The Maasai are vastly talented in artworks: from decorative beaded jewelry to clay carvings to wooden figures, the Masaai gift the world with some of the most powerful art in Africa. They excel especially in wood carvings, providing very detailed work with a skillful hand in woods that are known to be very hard to work with.

The Masaai are known for their color brightly colored reds, blues and purples of their Shúka--sheets worn wrapped around the body, one over each shoulder, then a third over the top of them. They stand out vividly against the landscape, whether in small mud-thatched villages, more modern towns or the vast open spaces on which they continue to graze their cattle, as they have for more than 500 years.

By the mid-19th century, the Masaai people had become as well known for their strength as warriors, using spears, shields and clubs that could be thrown accurately from up to 70 paces, as they were for their cattle-herding.

The Maasai culture is known for its music and dance, in which a leader, known as the olaranyani, sings the melody while others sing polyphonic harmony on call-and-response vocals and make guttural throat-singing sounds to provide rhythmic syncopation.
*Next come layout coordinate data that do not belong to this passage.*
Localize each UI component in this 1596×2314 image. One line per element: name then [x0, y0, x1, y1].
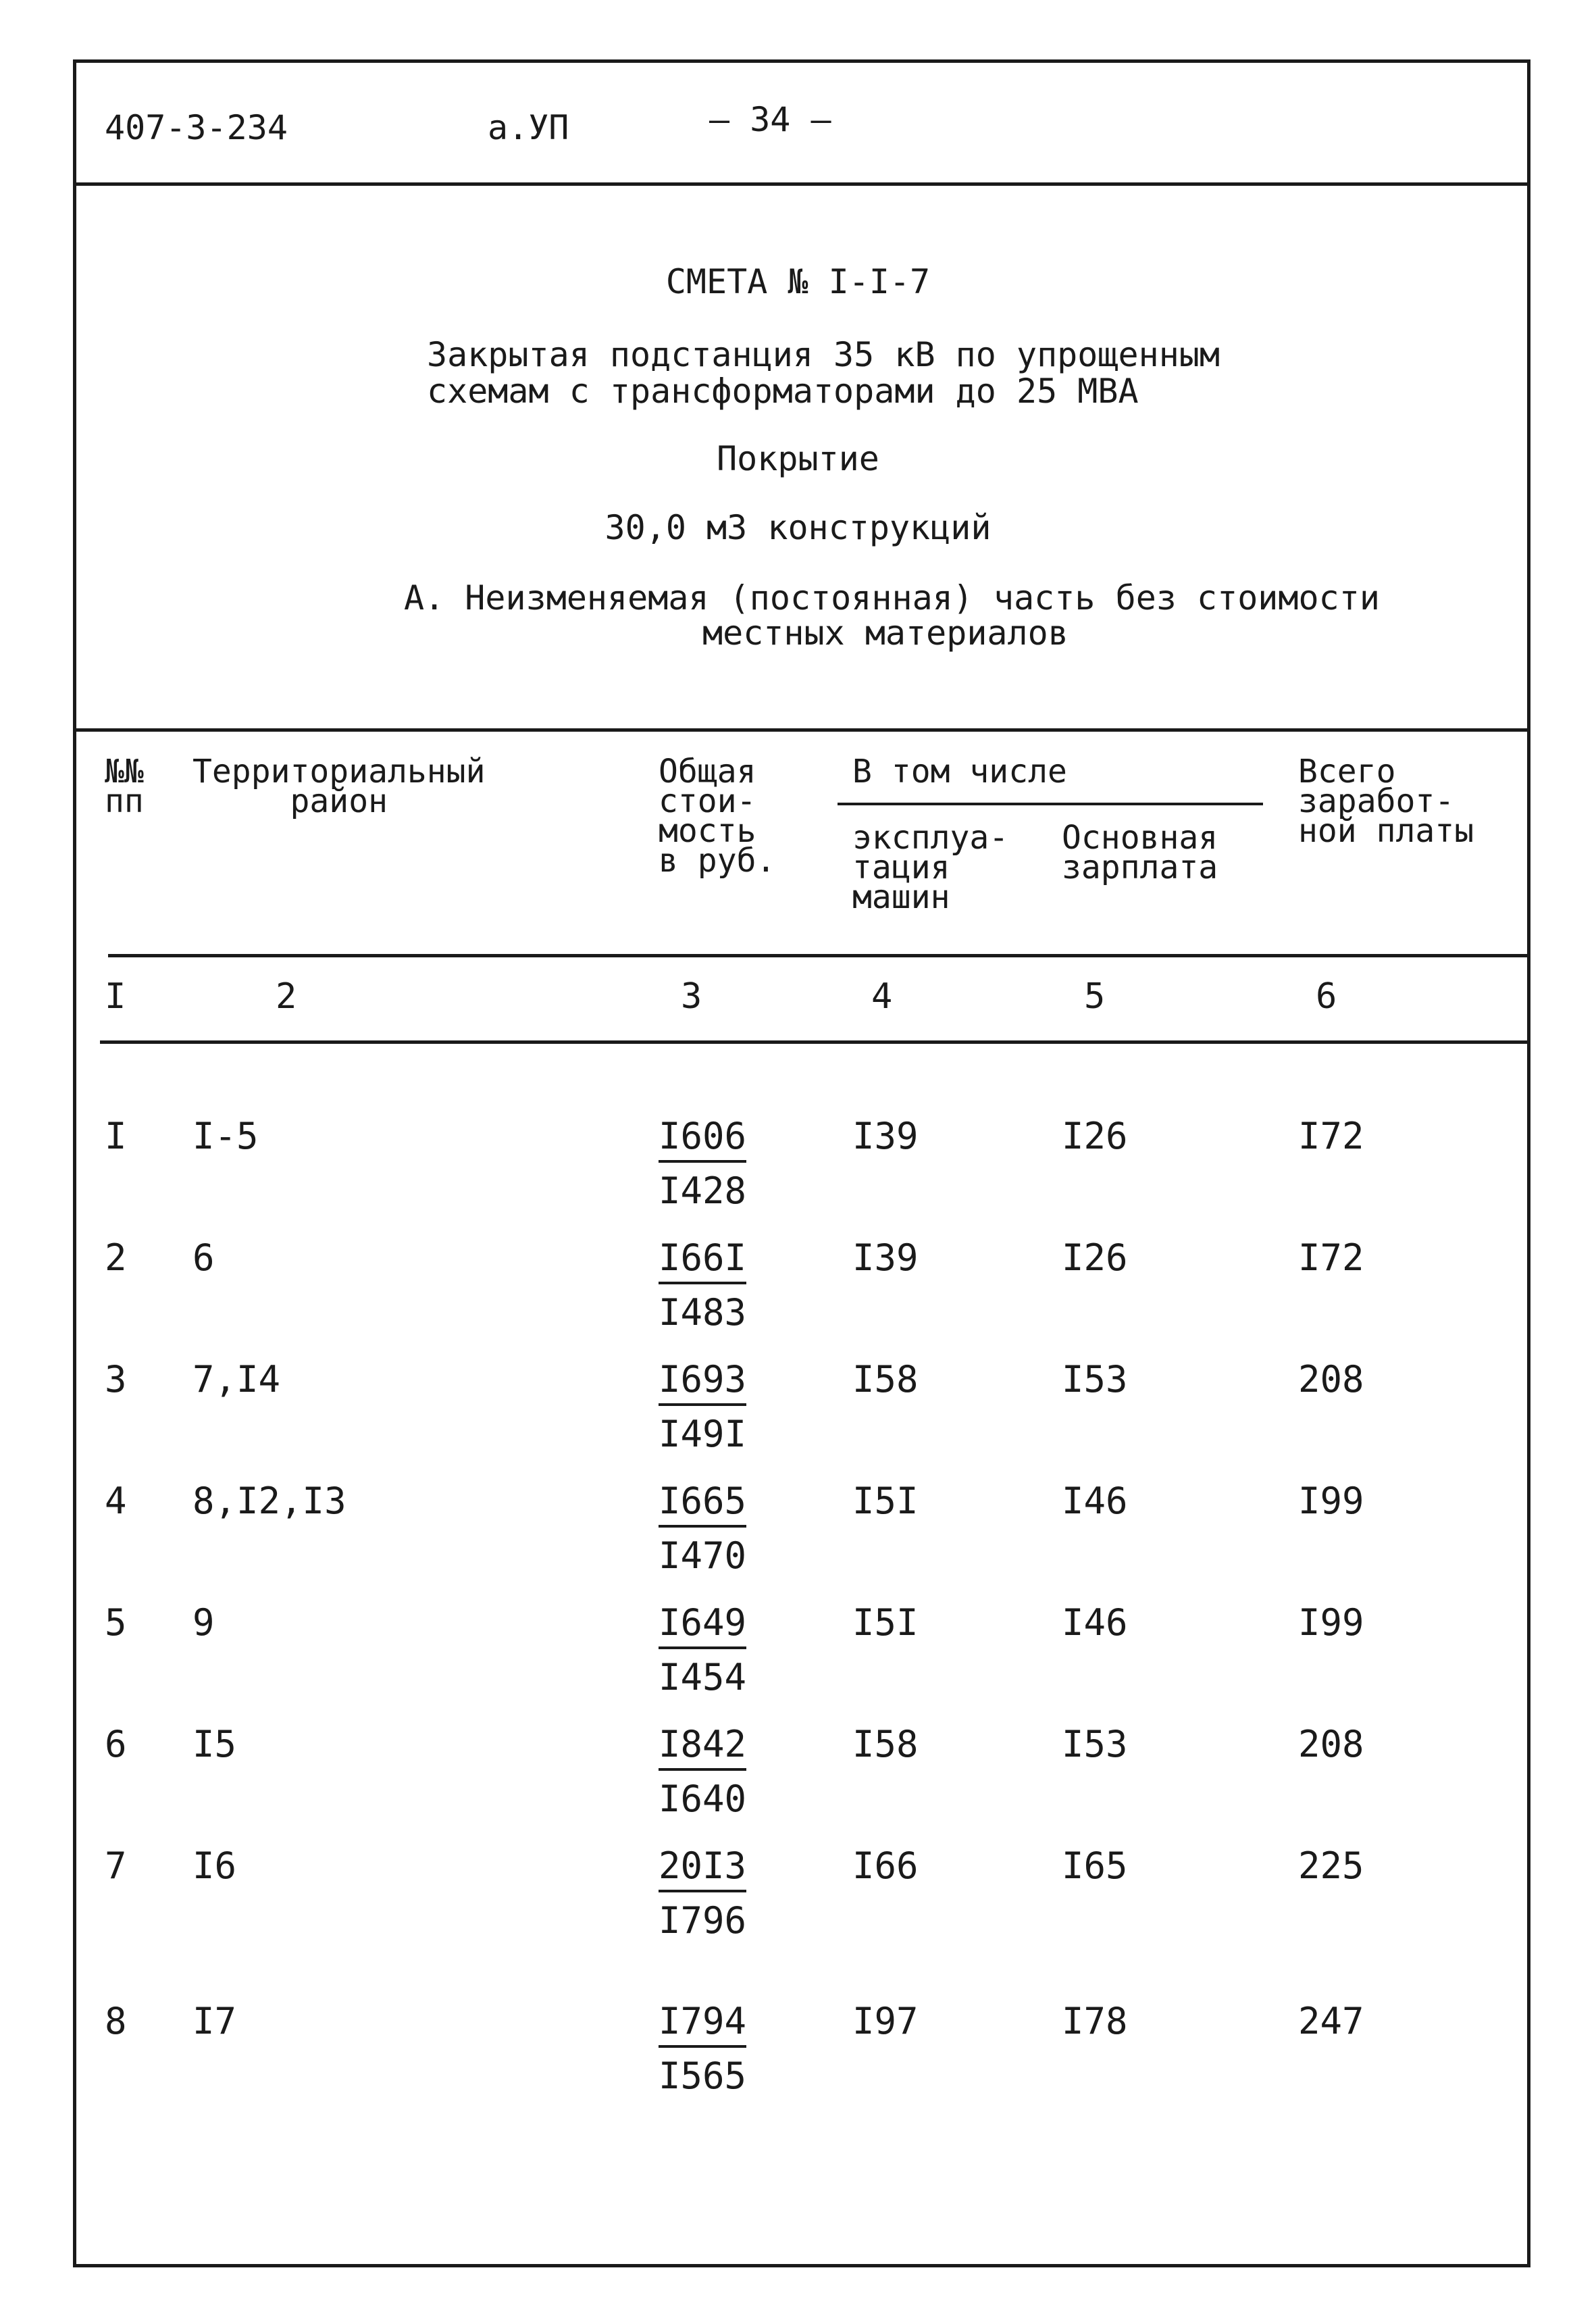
row-4-total-top: I665 — [659, 1480, 746, 1528]
header-including: В том числе — [852, 753, 1067, 790]
header-total-wage: Всего заработ- ной платы — [1298, 753, 1474, 850]
album-label: а.УП — [488, 108, 569, 147]
row-3-machines: I58 — [852, 1358, 919, 1401]
row-3-total-top: I693 — [659, 1358, 746, 1406]
part-line-1: А. Неизменяемая (постоянная) часть без стоимости — [404, 578, 1380, 618]
row-2-total-wage: I72 — [1298, 1236, 1364, 1279]
header-total-cost: Общая стои- мость в руб. — [659, 753, 776, 880]
header-num: №№ пп — [105, 753, 144, 820]
col-number-1: I — [105, 976, 126, 1017]
row-1-total — [659, 1115, 746, 1212]
row-7-machines: I66 — [852, 1844, 919, 1887]
col-number-4: 4 — [871, 976, 893, 1017]
estimate-title: СМЕТА № I-I-7 — [665, 262, 931, 301]
row-1-wage: I26 — [1062, 1115, 1128, 1157]
row-4-wage: I46 — [1062, 1480, 1128, 1522]
row-8-total-top: I794 — [659, 2000, 746, 2048]
row-8-total — [659, 2000, 746, 2097]
row-8-num: 8 — [105, 2000, 127, 2042]
col-number-6: 6 — [1316, 976, 1337, 1017]
row-5-wage: I46 — [1062, 1601, 1128, 1644]
row-7-wage: I65 — [1062, 1844, 1128, 1887]
part-line-2: местных материалов — [702, 613, 1069, 653]
row-5-total-bottom: I454 — [659, 1656, 747, 1699]
row-7-num: 7 — [105, 1844, 127, 1887]
row-2-total-bottom: I483 — [659, 1291, 747, 1334]
row-6-total — [659, 1723, 746, 1820]
row-7-total — [659, 1844, 746, 1942]
including-rule — [838, 803, 1263, 805]
header-machines: эксплуа- тация машин — [852, 819, 1009, 916]
row-6-total-bottom: I640 — [659, 1778, 747, 1820]
row-5-total-top: I649 — [659, 1601, 746, 1649]
header-region: Территориальный район — [192, 753, 486, 820]
row-6-total-wage: 208 — [1298, 1723, 1364, 1765]
row-2-num: 2 — [105, 1236, 127, 1279]
row-5-total — [659, 1601, 746, 1699]
row-7-total-top: 20I3 — [659, 1844, 746, 1892]
row-1-region: I-5 — [192, 1115, 259, 1157]
row-4-num: 4 — [105, 1480, 127, 1522]
section-name: Покрытие — [717, 439, 879, 478]
col-number-2: 2 — [276, 976, 297, 1017]
row-6-wage: I53 — [1062, 1723, 1128, 1765]
row-7-region: I6 — [192, 1844, 237, 1887]
volume-line: 30,0 м3 конструкций — [604, 508, 992, 547]
row-3-total-bottom: I49I — [659, 1413, 747, 1455]
row-6-region: I5 — [192, 1723, 237, 1765]
col-numbers-rule — [100, 1040, 1528, 1044]
row-3-total-wage: 208 — [1298, 1358, 1364, 1401]
row-2-region: 6 — [192, 1236, 215, 1279]
row-4-total-bottom: I470 — [659, 1534, 747, 1577]
row-8-total-wage: 247 — [1298, 2000, 1364, 2042]
object-line-1: Закрытая подстанция 35 кВ по упрощенным — [427, 335, 1220, 374]
row-2-total — [659, 1236, 746, 1334]
row-6-machines: I58 — [852, 1723, 919, 1765]
row-7-total-wage: 225 — [1298, 1844, 1364, 1887]
row-4-machines: I5I — [852, 1480, 919, 1522]
doc-code: 407-3-234 — [105, 108, 288, 147]
row-1-total-wage: I72 — [1298, 1115, 1364, 1157]
row-2-total-top: I66I — [659, 1236, 746, 1284]
page-number: — 34 — — [709, 100, 831, 139]
row-1-machines: I39 — [852, 1115, 919, 1157]
row-5-num: 5 — [105, 1601, 127, 1644]
row-3-wage: I53 — [1062, 1358, 1128, 1401]
row-1-total-top: I606 — [659, 1115, 746, 1163]
header-bottom-rule — [108, 954, 1528, 957]
header-wage: Основная зарплата — [1062, 819, 1218, 886]
row-3-num: 3 — [105, 1358, 127, 1401]
row-1-num: I — [105, 1115, 127, 1157]
row-3-region: 7,I4 — [192, 1358, 281, 1401]
row-8-total-bottom: I565 — [659, 2055, 747, 2097]
row-4-total — [659, 1480, 746, 1577]
row-5-total-wage: I99 — [1298, 1601, 1364, 1644]
row-2-wage: I26 — [1062, 1236, 1128, 1279]
col-number-5: 5 — [1084, 976, 1106, 1017]
row-5-region: 9 — [192, 1601, 215, 1644]
row-3-total — [659, 1358, 746, 1455]
header-rule — [76, 182, 1528, 186]
row-8-region: I7 — [192, 2000, 237, 2042]
row-4-total-wage: I99 — [1298, 1480, 1364, 1522]
row-6-num: 6 — [105, 1723, 127, 1765]
row-8-wage: I78 — [1062, 2000, 1128, 2042]
object-line-2: схемам с трансформаторами до 25 МВА — [427, 372, 1139, 411]
row-5-machines: I5I — [852, 1601, 919, 1644]
row-1-total-bottom: I428 — [659, 1169, 747, 1212]
row-7-total-bottom: I796 — [659, 1899, 747, 1942]
table-top-rule — [76, 728, 1528, 732]
col-number-3: 3 — [681, 976, 702, 1017]
row-8-machines: I97 — [852, 2000, 919, 2042]
row-4-region: 8,I2,I3 — [192, 1480, 346, 1522]
row-2-machines: I39 — [852, 1236, 919, 1279]
row-6-total-top: I842 — [659, 1723, 746, 1771]
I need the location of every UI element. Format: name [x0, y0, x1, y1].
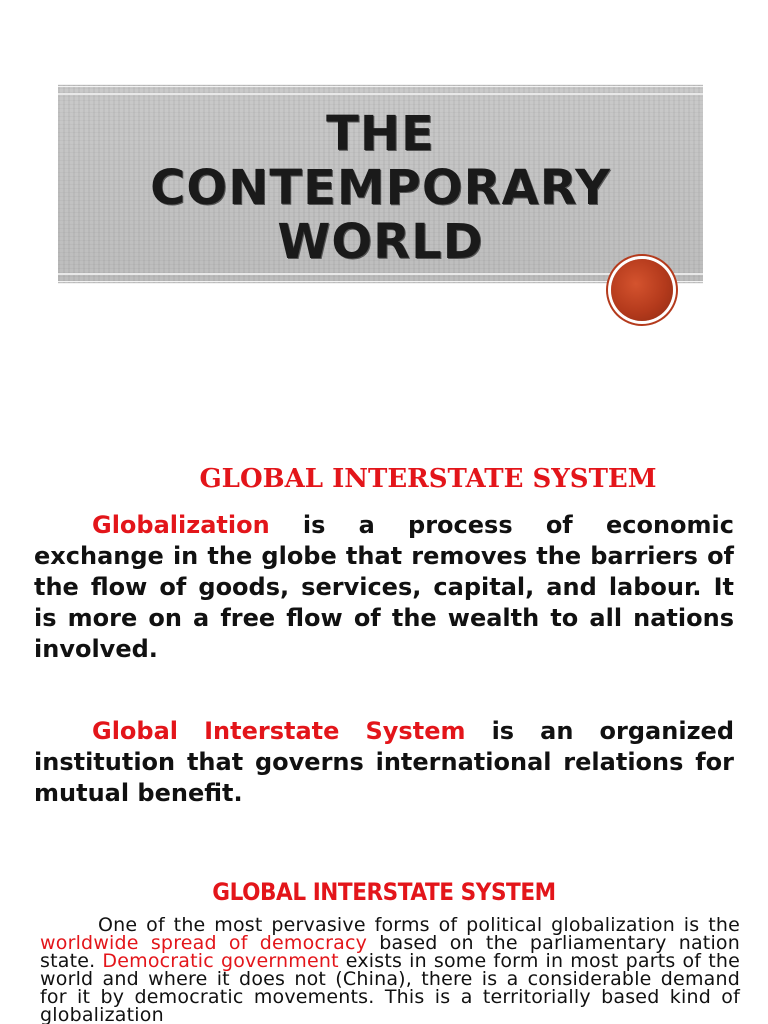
title-slide — [0, 0, 768, 410]
globalization-definition: is a process of economic exchange in the globe that removes the barriers of the flow of goods, services, capital, and labour. It is more on a free flow of the wealth to all nations involved. — [34, 511, 734, 663]
interstate-definition: is an organized institution that governs international relations for mutual benefit. — [34, 717, 734, 807]
globalization-term: Globalization — [92, 511, 270, 539]
title-banner — [58, 84, 703, 284]
democracy-slide — [0, 820, 768, 1024]
slide-heading: GLOBAL INTERSTATE SYSTEM — [199, 464, 657, 494]
paragraph-text: based on the parliamentary nation state. — [40, 932, 740, 972]
title-line-2: CONTEMPORARY — [150, 160, 611, 216]
highlight-democracy: worldwide spread of democracy — [40, 932, 368, 954]
slide-heading: GLOBAL INTERSTATE SYSTEM — [212, 878, 556, 906]
interstate-paragraph — [34, 716, 734, 809]
decorative-orb — [611, 259, 673, 321]
democracy-paragraph — [40, 916, 740, 1024]
globalization-paragraph — [34, 510, 734, 665]
paragraph-text: One of the most pervasive forms of political globalization is the — [98, 914, 740, 936]
slide-title — [58, 107, 703, 269]
title-line-3: WORLD — [277, 214, 484, 270]
title-line-1: THE — [326, 106, 435, 162]
definitions-slide — [0, 420, 768, 820]
interstate-term: Global Interstate System — [92, 717, 466, 745]
paragraph-text: exists in some form in most parts of the world and where it does not (China), there is a considerable demand for it by democratic movements. This is a territorially based kind of globalization — [40, 950, 740, 1024]
highlight-democratic-government: Democratic government — [102, 950, 339, 972]
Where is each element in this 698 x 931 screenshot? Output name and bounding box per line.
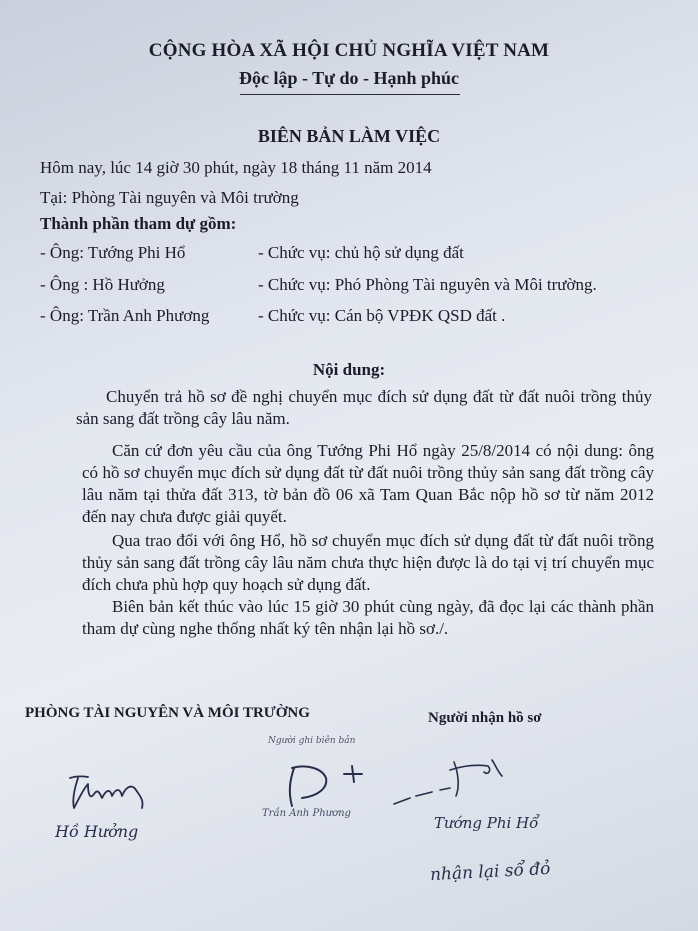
participants-heading: Thành phần tham dự gồm:: [40, 214, 237, 233]
handwritten-name-middle: Trần Anh Phương: [262, 808, 351, 819]
document-title: BIÊN BẢN LÀM VIỆC: [257, 126, 441, 146]
content-paragraph: Chuyển trả hồ sơ đề nghị chuyển mục đích sử dụng đất từ đất nuôi trồng thủy sản sang đất trồng cây lâu năm.: [76, 387, 652, 428]
handwritten-name-left: Hồ Hưởng: [55, 822, 139, 841]
participant-name: - Ông: Tướng Phi Hổ: [40, 243, 186, 262]
office-signature-title: PHÒNG TÀI NGUYÊN VÀ MÔI TRƯỜNG: [25, 705, 310, 721]
national-motto: Độc lập - Tự do - Hạnh phúc: [238, 68, 460, 88]
content-paragraph: Qua trao đổi với ông Hổ, hồ sơ chuyển mục đích sử dụng đất từ đất nuôi trồng thủy sản sang đất trồng cây lâu năm chưa thực hiện được là do tại vị trí chuyển mục đích chưa phù hợp quy hoạch sử dụng đất.: [82, 531, 654, 594]
participant-role: - Chức vụ: Cán bộ VPĐK QSD đất .: [258, 306, 506, 325]
handwritten-note: Người ghi biên bản: [268, 736, 356, 746]
handwritten-name-right: Tướng Phi Hổ: [434, 814, 539, 832]
content-heading: Nội dung:: [312, 360, 386, 379]
participant-name: - Ông: Trần Anh Phương: [40, 306, 210, 325]
national-title: CỘNG HÒA XÃ HỘI CHỦ NGHĨA VIỆT NAM: [148, 40, 550, 61]
date-line: Hôm nay, lúc 14 giờ 30 phút, ngày 18 tháng 11 năm 2014: [40, 158, 432, 177]
signature-middle: [282, 762, 372, 812]
place-line: Tại: Phòng Tài nguyên và Môi trường: [40, 188, 299, 207]
participant-name: - Ông : Hồ Hưởng: [40, 275, 165, 294]
content-paragraph: Biên bản kết thúc vào lúc 15 giờ 30 phút cùng ngày, đã đọc lại các thành phần tham dự cùng nghe thống nhất ký tên nhận lại hồ sơ./.: [82, 597, 654, 638]
recipient-signature-title: Người nhận hồ sơ: [428, 710, 542, 726]
content-paragraph: Căn cứ đơn yêu cầu của ông Tướng Phi Hổ ngày 25/8/2014 có nội dung: ông có hồ sơ chuyển mục đích sử dụng đất từ đất nuôi trồng thủy sản sang đất trồng cây lâu năm tại thửa đất 313, tờ bản đồ 06 xã Tam Quan Bắc nộp hồ sơ từ năm 2012 đến nay chưa được giải quyết.: [82, 441, 654, 526]
signature-right: [392, 752, 542, 812]
handwritten-receipt-note: nhận lại sổ đỏ: [429, 858, 551, 886]
participant-role: - Chức vụ: Phó Phòng Tài nguyên và Môi trường.: [258, 275, 597, 294]
motto-underline: [240, 94, 460, 95]
signature-left: [62, 770, 172, 820]
participant-role: - Chức vụ: chủ hộ sử dụng đất: [258, 243, 464, 262]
The warriors’ coming of age ceremony, known as eunoto, can involve 10+ days of singing, dancing and ritual, including the competitive jumping for which the Maasai are perhaps best known.

Problems between the Maasai tribe and the government date back more than 100 years, to treaties with the British reduced Maasai land in Kenya by 60% to make room for ranches for colonial settlers. In the 1940s, Tanzanian pastoralists were displaced from the fertile lands around Mount Meru, Mount Kilimanjaro and the Ngorongoro Crater. Much of the land taken from the Maasai was used to create many of the world’s most famous wildlife reserves and national parks, including Kenya’s Amboseli, Masai Mara, Samburu and Tsavo and Tanzania’s Lake Manyara, Ngorongoro, Tarangire and Serengeti.

The Maasai people are monotheistic, and their God is named Engai or Enkai. For Maasai people living a traditional way of life, the end of life is virtually without a formal funeral ceremony, and the dead are left out in the fields for scavengers. Burial has in the past been reserved for great chiefs only, since it is believed by the Maasai that burial is harmful to the soil.

A man who has plenty of cattle but not many children is considered to be poor. A Maasai myth says that God afforded them all the cattle on earth, resulting in the belief that rustling from other tribes is a matter of claiming what is rightfully theirs, a practice that has now become much less common.